Ich habe den ganzen Tag darauf geachtet, möglichst viel zu trinken. Bei diesen Temperaturen schwitze ich unterbrochen, und die Kopfschmerzen, mit denen ich heute morgen aufgewacht bin, könnten ein Hinweis sein, dass ich gestern zu wenig getrunken hatte (obwohl ich eigentlich nicht den Eindruck hatte). Denn von einem einzigen grossen Bier gestern Abend kriegt man keinen Kater. Zumindest ich nicht.
Also habe ich heute viel Wasser getrunken, mir ein grosses, italienisches Erdbeereis gegönnt, und mir nach dem Mittag noch ein grosses Bier genehmigt.

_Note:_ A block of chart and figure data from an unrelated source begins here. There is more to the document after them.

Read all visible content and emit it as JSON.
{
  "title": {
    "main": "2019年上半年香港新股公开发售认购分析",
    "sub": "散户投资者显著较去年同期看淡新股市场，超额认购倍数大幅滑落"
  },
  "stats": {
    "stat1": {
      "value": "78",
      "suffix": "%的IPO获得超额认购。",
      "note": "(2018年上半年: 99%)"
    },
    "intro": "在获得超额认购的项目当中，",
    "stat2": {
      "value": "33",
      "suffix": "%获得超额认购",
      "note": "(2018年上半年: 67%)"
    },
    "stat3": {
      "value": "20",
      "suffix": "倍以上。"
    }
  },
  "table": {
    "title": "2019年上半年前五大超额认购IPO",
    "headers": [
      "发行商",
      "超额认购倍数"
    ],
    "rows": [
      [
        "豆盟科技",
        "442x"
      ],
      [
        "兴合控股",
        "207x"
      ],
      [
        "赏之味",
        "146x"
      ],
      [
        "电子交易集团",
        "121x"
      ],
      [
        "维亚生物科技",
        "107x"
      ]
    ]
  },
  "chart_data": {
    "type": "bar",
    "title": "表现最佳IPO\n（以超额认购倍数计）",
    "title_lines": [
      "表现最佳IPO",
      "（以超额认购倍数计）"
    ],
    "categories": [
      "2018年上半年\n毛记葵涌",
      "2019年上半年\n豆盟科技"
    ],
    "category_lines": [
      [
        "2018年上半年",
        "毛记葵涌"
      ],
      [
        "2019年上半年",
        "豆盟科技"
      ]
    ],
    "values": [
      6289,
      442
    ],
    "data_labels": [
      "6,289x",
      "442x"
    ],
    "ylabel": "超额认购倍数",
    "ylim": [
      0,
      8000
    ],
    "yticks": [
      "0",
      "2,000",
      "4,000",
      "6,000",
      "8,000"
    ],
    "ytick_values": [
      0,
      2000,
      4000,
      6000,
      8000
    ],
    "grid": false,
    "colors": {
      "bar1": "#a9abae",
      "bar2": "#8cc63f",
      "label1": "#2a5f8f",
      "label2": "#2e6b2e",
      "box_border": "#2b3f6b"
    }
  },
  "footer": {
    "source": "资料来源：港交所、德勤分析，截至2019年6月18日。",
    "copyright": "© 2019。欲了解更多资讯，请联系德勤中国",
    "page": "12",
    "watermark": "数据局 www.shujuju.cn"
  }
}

Trotzdem musste ich zurück ins klimatisierte Hotelzimmer, um meinen aufgeheizten Körper wieder abzukühlen und meine Füsse aus den Schuhen zu befreien. 🙂

Als ich am späteren Nachmittag wieder raus ging, war die Sonne zwar hinter den Wolken verschwunden, aber die Hitze und die Schwüle waren immer noch da.
Trotzdem habe ich in einem der Strassenrestaurants zu Abend gegessen, im gleichen wie gestern auf der Piazza di Santa Maria Novella. Ich habe mich ein bisschen an die Wärme gewöhnt (trotzdem werde ich auch in Zukunft den Norden vorziehen).
Heute habe ich echte Pasta alla Carbonara gegessen, mit Eier, Guanciale und Pecorino. Und ganz wichtig: ohne Rahm!!!! 🙂 Lecker!
Das Lustige war die Reaktion des Kellners heute Abend. Ich war im gleichen Restaurant und beim gleichen Kellner wie gestern. Allerdings trug ich heute ein T-Shirt aus Island mit englischem Aufdruck.
Ich habe nicht erwartet, dass der Mann mich wieder erkennt. Aber er sprach heute nur Englisch mit mir, egal wie oft ich ihm auf Italienisch antwortete. 🙂
Da das T-Shirt das Einzige war, welches gegenüber gestern anders war, muss es mich zum englischsprachigen Touristen gemacht haben. Oder mein italienisches Radebrechen war heute besonders schlecht…

Morgen gehe ich noch einmal mit der Kamera in die Stadt. Es gibt noch zwei, drei Orte, die ich mir ansehen will. Laut meteoblue.ch soll es ein bisschen kühler werden: bloss bis zu 31 Grad. Allerdings soll es am Nachmittag auch Gewitter geben.

Ich habe inzwischen auch eine Galerie für diese Reise eingerichtet und die ersten Bilder dort hochgeladen.